Негатив. Портрет художника в траурной рамке
Шрифт:
Месяца через два, однако, он увидел еще более странный сон. Приснилось, что он заходит в какой-то общественный душ, — вроде как в бане или в бассейне — и в ближайшей открытой кабинке видит свою «вторую маму». Она обнаженная молодая красивая женщина, и он понимает, что оба они обнажены, и, может быть, сейчас… Все это как-то неловко, потому что, оказывается, это не «вторая мама», а его собственная мать. И он в некоторой растерянности видит, что она сделала шаг ему навстречу… а позади нее под душем — обнаженный труп Евсея Клавира. Он не то чтобы сидит под душем, а словно неловко складирован там сидящим. И Закутаров понимает, что мать мыла Евсея. И что она не собирается хоронить его, а вообще ухаживает за Евсеевым телом, не собираясь с ним расставаться. Чтобы как-то снять все еще безусловно присутствующую неловкость (чтобы она не подумала, что у сына какие-то сексуальные намерения), он решает, что должен помочь ей управиться с трупом, и поднимает и взваливает тело на себя и куда-то идет вслед за ней, несет труп. Тело не то чтобы легкое, но и не тяжелое.
10
По бесконечной ковровой дорожке, через придворную толпу, заполнившую три парадных зала бывшего царского дворца — Георгиевский, Александровский и Алдреевский — и сдерживаемую бархатными канатами ограждения, верховный российский правитель прошел легкой спортивной походкой, слегка размахивая левой рукой. Это была его вторая инаугурация, и он, видимо, уже совсем не волновался. Холодным взглядом он смотрел прямо перед собой и, казалось, не видел, не различал никого в аплодирующем ему пестром людском коридоре. Но в последнем, Андреевском зале, поравнявшись с Закутаровым, он едва заметно щелкнул пальцами правой руки. Кроме Закутарова, этот быстрый жест никто не заметил, и, может быть, сам Президент тоже сделал это движение совершенно неосознанно. Но так или иначе, а именно таким жестом — щелчком пальцев правой руки несколько месяцев назад было подтверждено словесное одобрение предложенной Закутаровым предвыборной программы, с какой Президент шел на второй срок. И вот теперь, когда программа так здорово сработала, триумфатор, проходя мимо своего советника Закутарова, словно напомнил с благодарностью о его причастности к победе… Но таким жестом, каким умелые дрессировщики дают команду собаке: «К ноге!»

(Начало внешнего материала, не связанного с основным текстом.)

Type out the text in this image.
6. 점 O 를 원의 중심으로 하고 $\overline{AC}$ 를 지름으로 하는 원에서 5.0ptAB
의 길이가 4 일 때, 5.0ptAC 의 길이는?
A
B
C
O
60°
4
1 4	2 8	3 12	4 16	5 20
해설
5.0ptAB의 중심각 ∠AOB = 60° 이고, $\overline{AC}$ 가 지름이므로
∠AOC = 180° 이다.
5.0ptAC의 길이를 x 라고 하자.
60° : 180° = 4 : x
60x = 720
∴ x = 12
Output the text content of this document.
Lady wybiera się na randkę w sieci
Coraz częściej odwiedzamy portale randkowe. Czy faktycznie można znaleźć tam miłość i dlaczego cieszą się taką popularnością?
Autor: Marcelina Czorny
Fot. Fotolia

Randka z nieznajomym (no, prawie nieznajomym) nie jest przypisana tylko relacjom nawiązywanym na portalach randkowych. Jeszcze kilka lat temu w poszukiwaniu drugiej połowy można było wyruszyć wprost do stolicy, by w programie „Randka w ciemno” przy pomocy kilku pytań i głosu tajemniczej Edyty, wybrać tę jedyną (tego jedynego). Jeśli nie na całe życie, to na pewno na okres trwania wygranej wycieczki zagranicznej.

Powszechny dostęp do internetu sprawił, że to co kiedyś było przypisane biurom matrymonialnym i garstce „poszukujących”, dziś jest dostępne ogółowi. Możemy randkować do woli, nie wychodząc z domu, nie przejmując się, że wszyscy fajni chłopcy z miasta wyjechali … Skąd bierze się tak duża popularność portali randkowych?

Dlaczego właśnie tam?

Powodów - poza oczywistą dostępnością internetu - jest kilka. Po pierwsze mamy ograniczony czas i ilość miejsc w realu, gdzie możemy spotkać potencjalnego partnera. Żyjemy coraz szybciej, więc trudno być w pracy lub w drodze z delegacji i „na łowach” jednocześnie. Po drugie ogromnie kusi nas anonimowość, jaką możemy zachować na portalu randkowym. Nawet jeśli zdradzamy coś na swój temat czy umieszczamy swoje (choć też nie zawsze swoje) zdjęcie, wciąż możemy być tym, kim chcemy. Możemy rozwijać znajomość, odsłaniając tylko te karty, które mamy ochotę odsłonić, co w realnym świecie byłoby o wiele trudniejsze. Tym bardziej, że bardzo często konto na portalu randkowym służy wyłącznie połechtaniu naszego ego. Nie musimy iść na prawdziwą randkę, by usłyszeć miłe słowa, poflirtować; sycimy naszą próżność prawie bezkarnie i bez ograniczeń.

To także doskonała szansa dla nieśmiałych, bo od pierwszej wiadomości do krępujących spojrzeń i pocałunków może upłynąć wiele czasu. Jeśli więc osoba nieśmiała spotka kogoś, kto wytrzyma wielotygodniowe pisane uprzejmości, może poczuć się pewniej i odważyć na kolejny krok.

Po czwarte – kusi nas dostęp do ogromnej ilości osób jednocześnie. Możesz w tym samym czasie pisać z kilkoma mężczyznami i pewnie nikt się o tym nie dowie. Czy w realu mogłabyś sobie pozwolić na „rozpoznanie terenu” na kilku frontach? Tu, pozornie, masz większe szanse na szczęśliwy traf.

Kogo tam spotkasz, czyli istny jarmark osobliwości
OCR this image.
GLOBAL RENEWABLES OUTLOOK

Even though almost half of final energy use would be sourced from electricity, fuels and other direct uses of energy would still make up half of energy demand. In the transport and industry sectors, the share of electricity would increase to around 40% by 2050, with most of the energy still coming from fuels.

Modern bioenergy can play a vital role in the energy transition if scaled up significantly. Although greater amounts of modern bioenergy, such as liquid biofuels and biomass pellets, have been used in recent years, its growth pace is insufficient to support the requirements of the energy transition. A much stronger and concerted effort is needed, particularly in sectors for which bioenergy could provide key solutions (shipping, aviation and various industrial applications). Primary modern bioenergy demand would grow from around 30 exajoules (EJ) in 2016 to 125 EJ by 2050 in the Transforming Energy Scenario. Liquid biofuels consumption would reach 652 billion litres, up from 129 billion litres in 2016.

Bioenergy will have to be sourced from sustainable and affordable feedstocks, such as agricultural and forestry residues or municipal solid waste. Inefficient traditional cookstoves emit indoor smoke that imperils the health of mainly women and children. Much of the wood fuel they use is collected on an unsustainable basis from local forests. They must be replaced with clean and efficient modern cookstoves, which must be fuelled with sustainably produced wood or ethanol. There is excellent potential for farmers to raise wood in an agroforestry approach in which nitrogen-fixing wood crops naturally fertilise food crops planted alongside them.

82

А может быть, все это только помстилось Закутарову. С какой бы стати Президент теперь оказывал ему особые знаки внимания — хотя бы и такие странные? Никаких чрезвычайных усилий от Закутарова во время выборов на второй срок и не потребовалось, — только обычная рутина, коллективная работа: каждый в команде знал свой маневр, и дело катилось по хорошо накатанной дорожке. И альтернативный кандидат, конечно, не возник. После четырех лет сильного авторитарного президентства ему уж и взяться неоткуда: у «партии власти» всё схвачено — и все общероссийские телеканалы, и основные печатные органы… Хотя мелкая шушера, конечно, полезла баллотироваться. Например, отвязанный еврей, лидер русских национал-популистов Шариковский демонстративно выдвинул кандидатом в Президенты собственного охранника — туповатого и косноязычного малого, — и тот (чудная страна Россия! Или все-таки — Расея?) набрал свои полтора процента голосов!

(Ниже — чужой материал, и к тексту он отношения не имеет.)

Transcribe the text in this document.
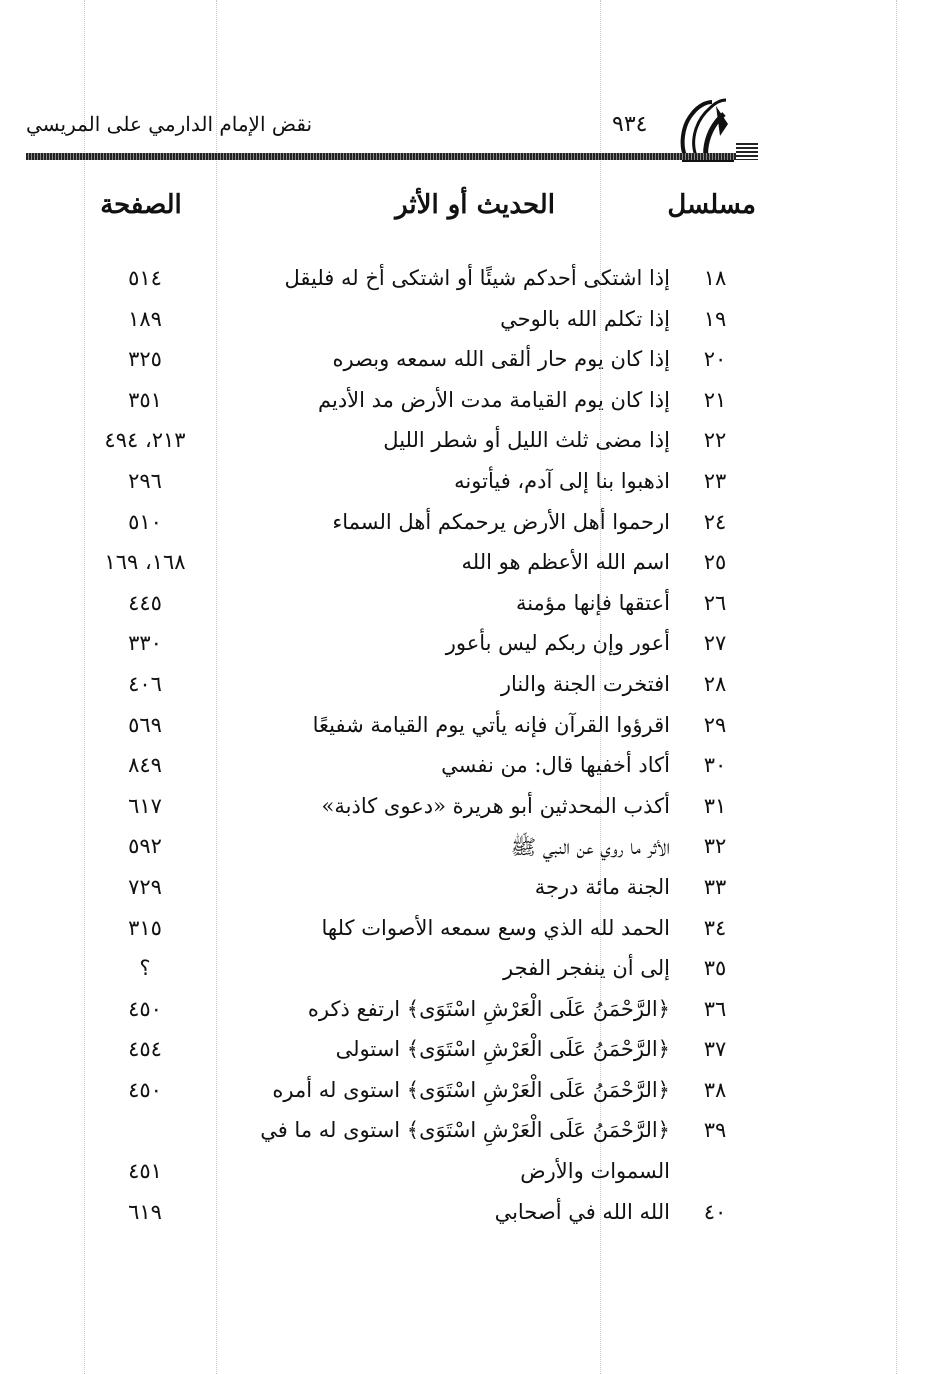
نقض الإمام الدارمي على المريسي	٩٣٤
مسلسل
الحديث أو الأثر
الصفحة
١٨
إذا اشتكى أحدكم شيئًا أو اشتكى أخ له فليقل
٥١٤
١٩
إذا تكلم الله بالوحي
١٨٩
٢٠
إذا كان يوم حار ألقى الله سمعه وبصره
٣٢٥
٢١
إذا كان يوم القيامة مدت الأرض مد الأديم
٣٥١
٢٢
إذا مضى ثلث الليل أو شطر الليل
٢١٣، ٤٩٤
٢٣
اذهبوا بنا إلى آدم، فيأتونه
٢٩٦
٢٤
ارحموا أهل الأرض يرحمكم أهل السماء
٥١٠
٢٥
اسم الله الأعظم هو الله
١٦٨، ١٦٩
٢٦
أعتقها فإنها مؤمنة
٤٤٥
٢٧
أعور وإن ربكم ليس بأعور
٣٣٠
٢٨
افتخرت الجنة والنار
٤٠٦
٢٩
اقرؤوا القرآن فإنه يأتي يوم القيامة شفيعًا
٥٦٩
٣٠
أكاد أخفيها قال: من نفسي
٨٤٩
٣١
أكذب المحدثين أبو هريرة «دعوى كاذبة»
٦١٧
٣٢
الأثر ما روي عن النبي ﷺ
٥٩٢
٣٣
الجنة مائة درجة
٧٢٩
٣٤
الحمد لله الذي وسع سمعه الأصوات كلها
٣١٥
٣٥
إلى أن ينفجر الفجر
؟
٣٦
﴿الرَّحْمَنُ عَلَى الْعَرْشِ اسْتَوَى﴾ ارتفع ذكره
٤٥٠
٣٧
﴿الرَّحْمَنُ عَلَى الْعَرْشِ اسْتَوَى﴾ استولى
٤٥٤
٣٨
﴿الرَّحْمَنُ عَلَى الْعَرْشِ اسْتَوَى﴾ استوى له أمره
٤٥٠
٣٩
﴿الرَّحْمَنُ عَلَى الْعَرْشِ اسْتَوَى﴾ استوى له ما في
السموات والأرض
٤٥١
٤٠
الله الله في أصحابي
٦١٩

Закутаров чувствовал, что в политике ему больше нечего делать. Широкая, можно сказать, моцартианская полифония его стратегических проектов, учитывающая малейшую вибрацию общественного сознания, теперь была не нужна. Никак не вязалась она с нараставшим день ото дня уныло-маршеобразным звучанием президентской политики — барабан плюс флейта, как двести лет назад при Павле I, — и всем шагать в ногу, в ногу, в ногу. (Впрочем, ведь именно Закутаров посоветовал организовать пропрезидентское общественное движение «Идущие в ногу», — таков был, по его мнению, последний необходимый штришок в завершенную картину авторитарной власти в России.)
Он сделал все, что мог, и теперь пора уходить. Дальше неинтересно. Кому нужны виртуозы политтехнологи, если власть опирается, в основном, на тупую и грубую силу ФСБ и других спецслужб? Важнее искусства политического маневра становится ремесло оперативной разработки. Ты, мой чуткий и тонкий художник, заигрался и сам себя «отменил» в политике, снял с доски. В ногу, в ногу — вот и вся эстетика российской истории. Всё возвращается на круги своя…
После вторых выборов Закутаров почувствовал
Но все-таки он и снимал много, — и тех же художников, и музыкантов, и их юных подруг. Впрочем, и в фотографии у него наметился некоторый кризис: тема «Голые и обнаженные» была вполне отработана, и не то что снимать, а и видеть физиономии профессиональных моделей он уже не мог. Нужна была какая-то свежая идея, неотработанная натура… Тут-то он и вспомнил о давно задуманной серии «Русская пиета» и решил, что надо ехать в Северный Прыж…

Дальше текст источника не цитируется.